The majority opinion also altered the Medicaid provisions within the law.
“I can’t think of any other instance in which a court so blatantly rewrote legislation in order to save it. There have been instances where a court will look the other way, where a court will pay short shrift to this or that aspect of the analysis before it. But I can’t think of another case where the court has rewritten a statute not just once but twice in order to go to obviously great lengths to avoid a finding that it’s unconstitutional,” said Lee.
Roberts defended his decision by saying a court’s role is to save a statute if there is a way to plausibly claim it’s constitutional. Lee says that was one of the chief justice’s major mistakes.
“That’s where he went wrong. It’s true that when courts are reviewing a statute against a constitutional challenge, to the extent that there are ambiguities, to the extent that you can read a provision one way or the other, the court’s supposed to favor any possible reading of the statute that would save it,” said Lee. “The reading that he adopted was not fairly possible. It was unambiguous based on the text that what Congress did contravened the Constitution. And that’s why he messed up.”
Shortly after the 5-4 ruling was handed down last summer, reports surfaced that Roberts originally sided with the three conservative justices and swing vote Anthony Kennedy to find the individual mandate unconstitutional. Sometime between the oral arguments in March and the final verdict in June, Roberts flipped his vote to uphold Obamacare.
Speculation at the time suggested public pressure from President Obama and other supporters of the law succeeded in convincing Roberts to find a way to uphold Obamacare.
Lee believes that’s largely correct. He says the construction of the minority opinion demonstrates that it was the majority opinion at one time but Roberts ultimately succumbed to the pressure.
“This change in his vote likely occurred about the same time when I saw a big uptick in the public criticism against Chief Justice Roberts. It was sort of preemptive criticism from Democrats in the Senate and from the White House counseling him, pleading with him, warning him , insisting that it would be a form of judicial activism if he invalidated a law that was ‘duly enacted by an elected Congress’. So yeah, it does appear to have had that effect,” said Lee.

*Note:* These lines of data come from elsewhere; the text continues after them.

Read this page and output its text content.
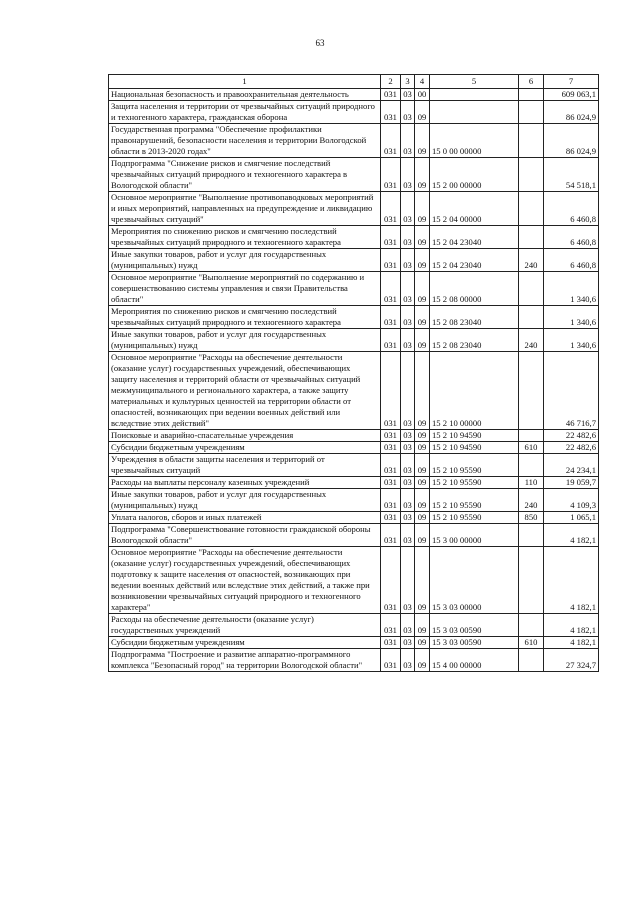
63
1	2	3	4	5	6	7
Национальная безопасность и правоохранительная деятельность	031	03	00			609 063,1
Защита населения и территории от чрезвычайных ситуаций природного и техногенного характера, гражданская оборона	031	03	09			86 024,9
Государственная программа "Обеспечение профилактики правонарушений, безопасности населения и территории Вологодской области в 2013-2020 годах"	031	03	09	15 0 00 00000		86 024,9
Подпрограмма "Снижение рисков и смягчение последствий чрезвычайных ситуаций природного и техногенного характера в Вологодской области"	031	03	09	15 2 00 00000		54 518,1
Основное мероприятие "Выполнение противопаводковых мероприятий и иных мероприятий, направленных на предупреждение и ликвидацию чрезвычайных ситуаций"	031	03	09	15 2 04 00000		6 460,8
Мероприятия по снижению рисков и смягчению последствий чрезвычайных ситуаций природного и техногенного характера	031	03	09	15 2 04 23040		6 460,8
Иные закупки товаров, работ и услуг для государственных (муниципальных) нужд	031	03	09	15 2 04 23040	240	6 460,8
Основное мероприятие "Выполнение мероприятий по содержанию и совершенствованию системы управления и связи Правительства области"	031	03	09	15 2 08 00000		1 340,6
Мероприятия по снижению рисков и смягчению последствий чрезвычайных ситуаций природного и техногенного характера	031	03	09	15 2 08 23040		1 340,6
Иные закупки товаров, работ и услуг для государственных (муниципальных) нужд	031	03	09	15 2 08 23040	240	1 340,6
Основное мероприятие "Расходы на обеспечение деятельности (оказание услуг) государственных учреждений, обеспечивающих защиту населения и территорий области от чрезвычайных ситуаций межмуниципального и регионального характера, а также защиту материальных и культурных ценностей на территории области от опасностей, возникающих при ведении военных действий или вследствие этих действий"	031	03	09	15 2 10 00000		46 716,7
Поисковые и аварийно-спасательные учреждения	031	03	09	15 2 10 94590		22 482,6
Субсидии бюджетным учреждениям	031	03	09	15 2 10 94590	610	22 482,6
Учреждения в области защиты населения и территорий от чрезвычайных ситуаций	031	03	09	15 2 10 95590		24 234,1
Расходы на выплаты персоналу казенных учреждений	031	03	09	15 2 10 95590	110	19 059,7
Иные закупки товаров, работ и услуг для государственных (муниципальных) нужд	031	03	09	15 2 10 95590	240	4 109,3
Уплата налогов, сборов и иных платежей	031	03	09	15 2 10 95590	850	1 065,1
Подпрограмма "Совершенствование готовности гражданской обороны Вологодской области"	031	03	09	15 3 00 00000		4 182,1
Основное мероприятие "Расходы на обеспечение деятельности (оказание услуг) государственных учреждений, обеспечивающих подготовку к защите населения от опасностей, возникающих при ведении военных действий или вследствие этих действий, а также при возникновении чрезвычайных ситуаций природного и техногенного характера"	031	03	09	15 3 03 00000		4 182,1
Расходы на обеспечение деятельности (оказание услуг) государственных учреждений	031	03	09	15 3 03 00590		4 182,1
Субсидии бюджетным учреждениям	031	03	09	15 3 03 00590	610	4 182,1
Подпрограмма "Построение и развитие аппаратно-программного комплекса "Безопасный город" на территории Вологодской области"	031	03	09	15 4 00 00000		27 324,7
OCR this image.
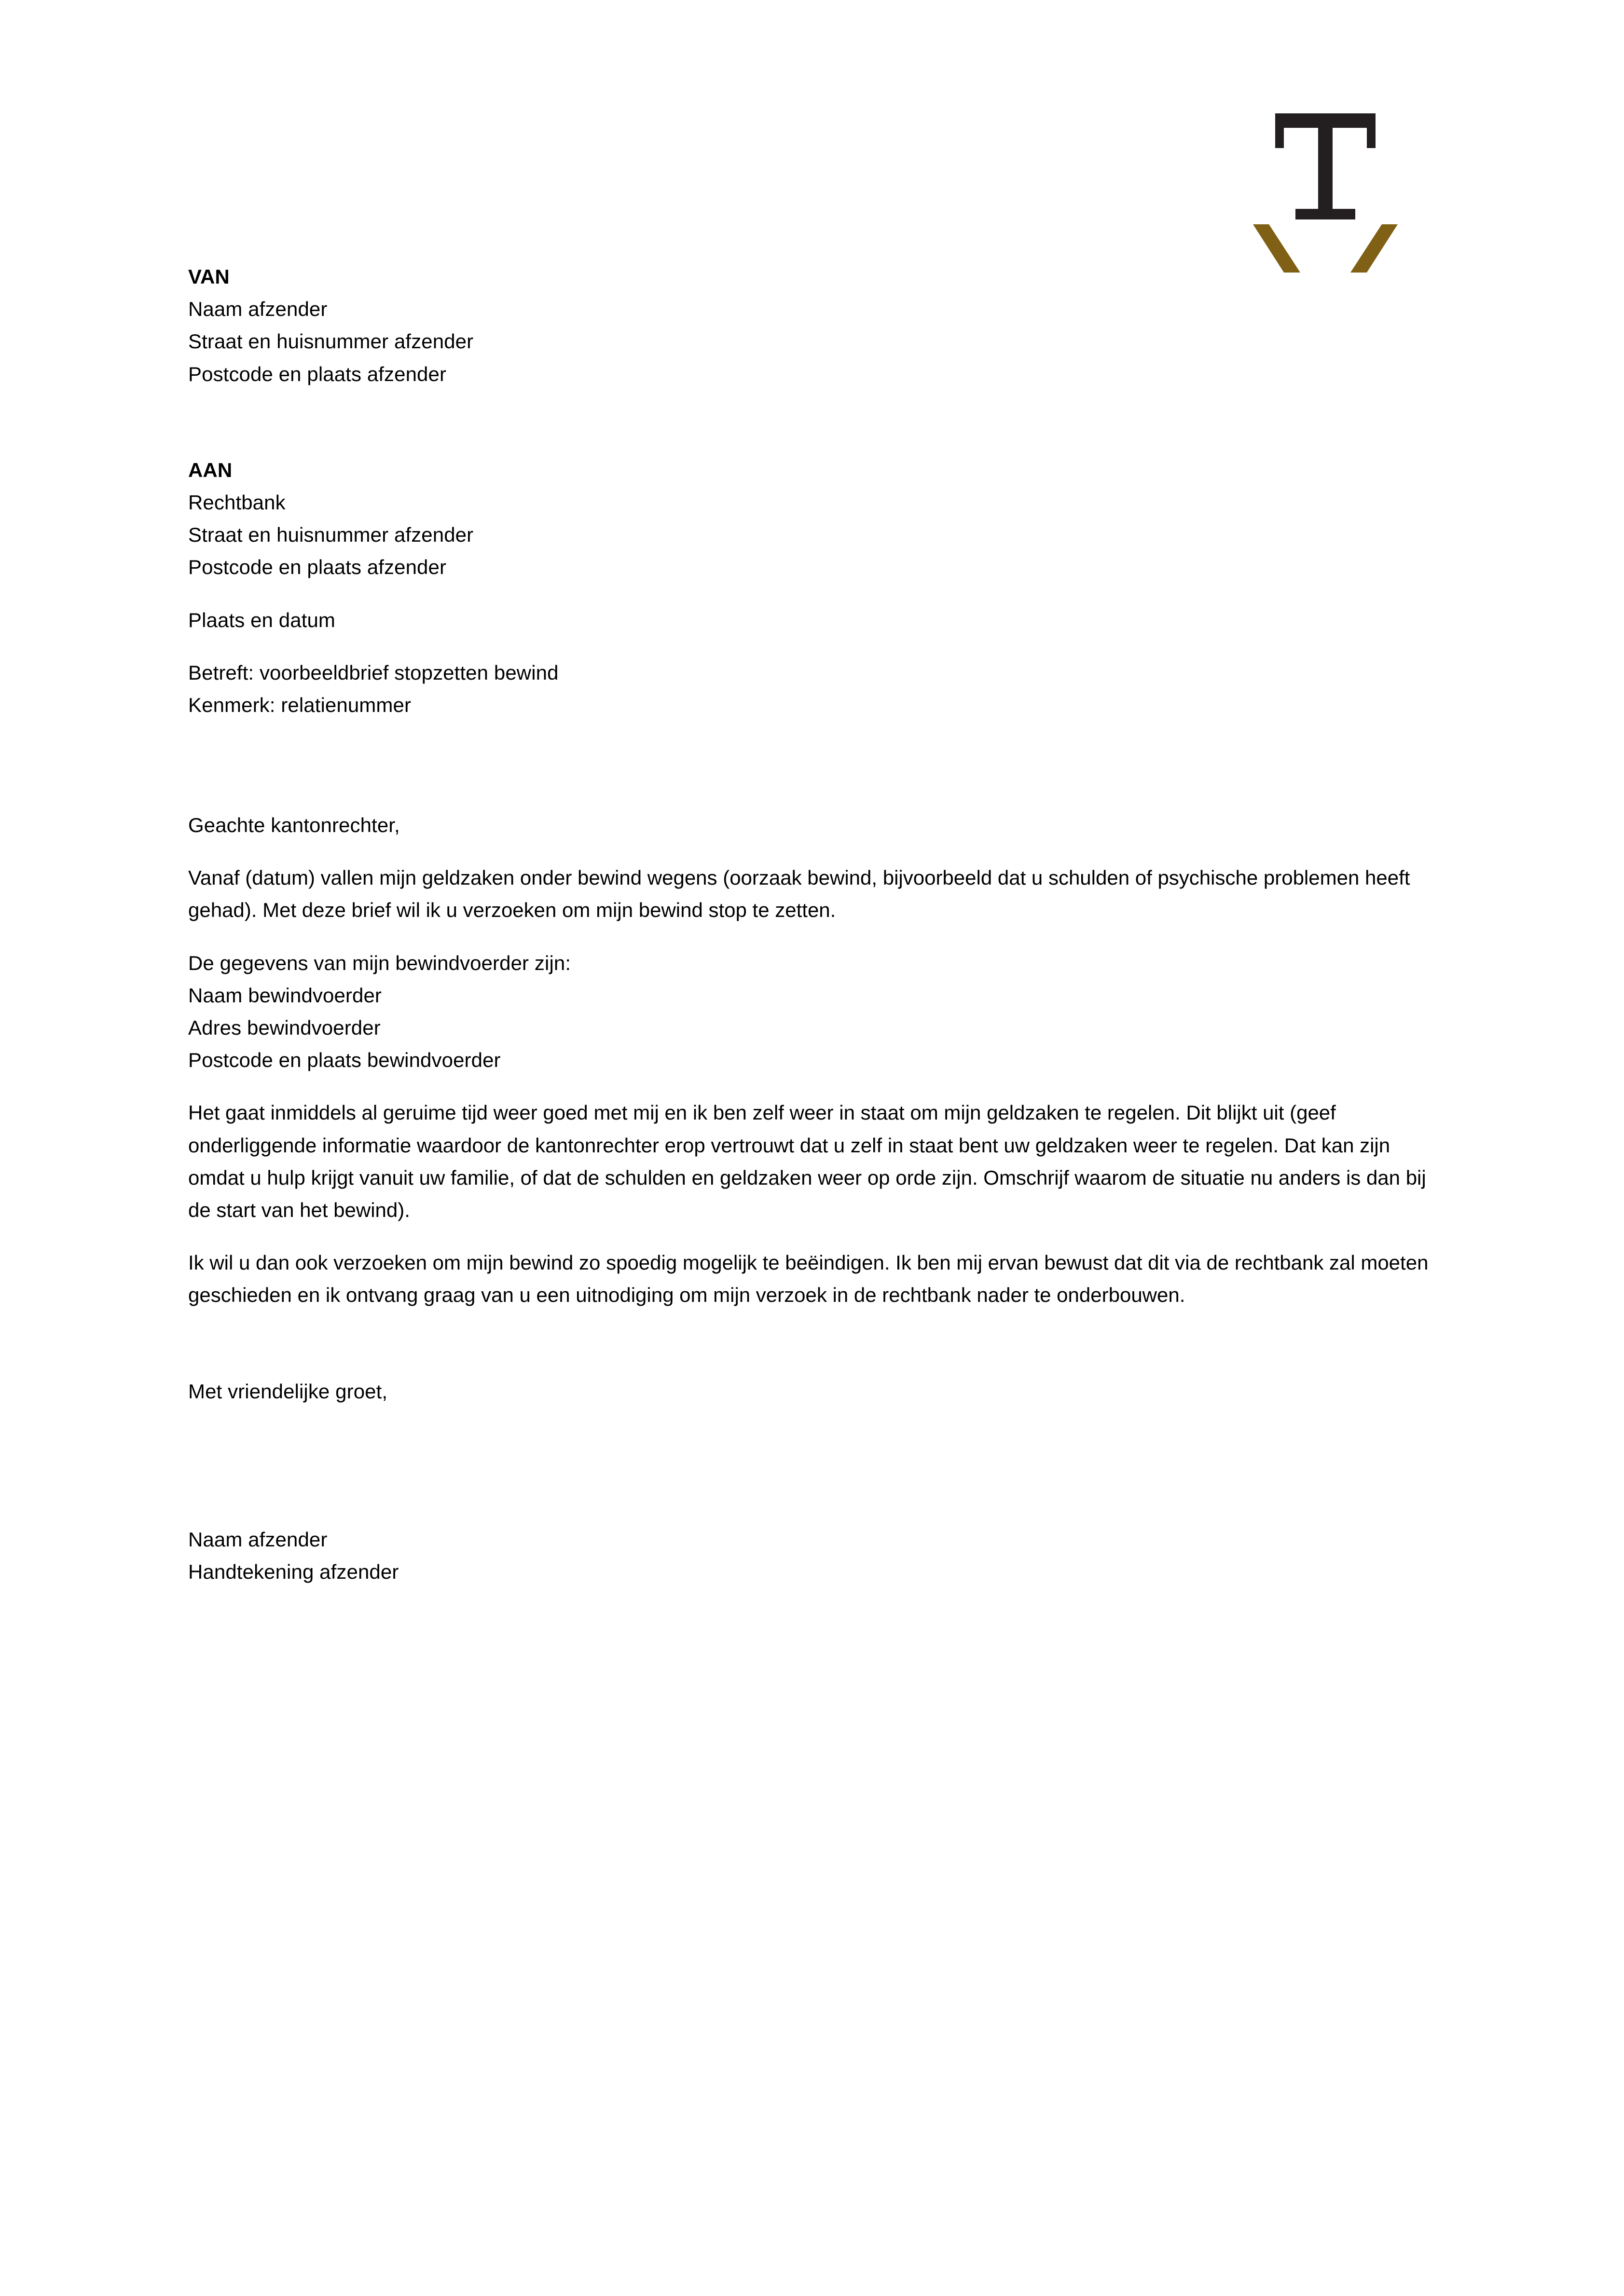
VAN
Naam afzender
Straat en huisnummer afzender
Postcode en plaats afzender
AAN
Rechtbank
Straat en huisnummer afzender
Postcode en plaats afzender
Plaats en datum
Betreft: voorbeeldbrief stopzetten bewind
Kenmerk: relatienummer
Geachte kantonrechter,
Vanaf (datum) vallen mijn geldzaken onder bewind wegens (oorzaak bewind, bijvoorbeeld dat u schulden of psychische problemen heeft gehad). Met deze brief wil ik u verzoeken om mijn bewind stop te zetten.
De gegevens van mijn bewindvoerder zijn:
Naam bewindvoerder
Adres bewindvoerder
Postcode en plaats bewindvoerder
Het gaat inmiddels al geruime tijd weer goed met mij en ik ben zelf weer in staat om mijn geldzaken te regelen. Dit blijkt uit (geef onderliggende informatie waardoor de kantonrechter erop vertrouwt dat u zelf in staat bent uw geldzaken weer te regelen. Dat kan zijn omdat u hulp krijgt vanuit uw familie, of dat de schulden en geldzaken weer op orde zijn. Omschrijf waarom de situatie nu anders is dan bij de start van het bewind).
Ik wil u dan ook verzoeken om mijn bewind zo spoedig mogelijk te beëindigen. Ik ben mij ervan bewust dat dit via de rechtbank zal moeten geschieden en ik ontvang graag van u een uitnodiging om mijn verzoek in de rechtbank nader te onderbouwen.
Met vriendelijke groet,
Naam afzender
Handtekening afzender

Roberts was first nominated to the Supreme Court as a replacement for retiring Justice Sandra Day O’Connor in the summer of 2005. When Chief Justice William Rehnquist died just weeks later, Bush shifted the nomination for Roberts to become Chief Justice. In almost eight years in that role, Lee says Roberts has honored his oath very well but the one exception to that record could not have come on a more important case.
“For the most part, he has been consistent with his oath to uphold the Constitution. He has been a judicial conservative, what you would call a textualist, someone who tries to read the law based on what it says rather than what he wishes it said,” said Lee. “This case was an aberraton, not only in its outcome but also in the fact that I’m not sure there’s ever been another case that he’s decided that was as prominent and as far-reaching in its implications as this one. Nor was there any other case in which there was so much attention paid to him personally related to the outcome of the case.”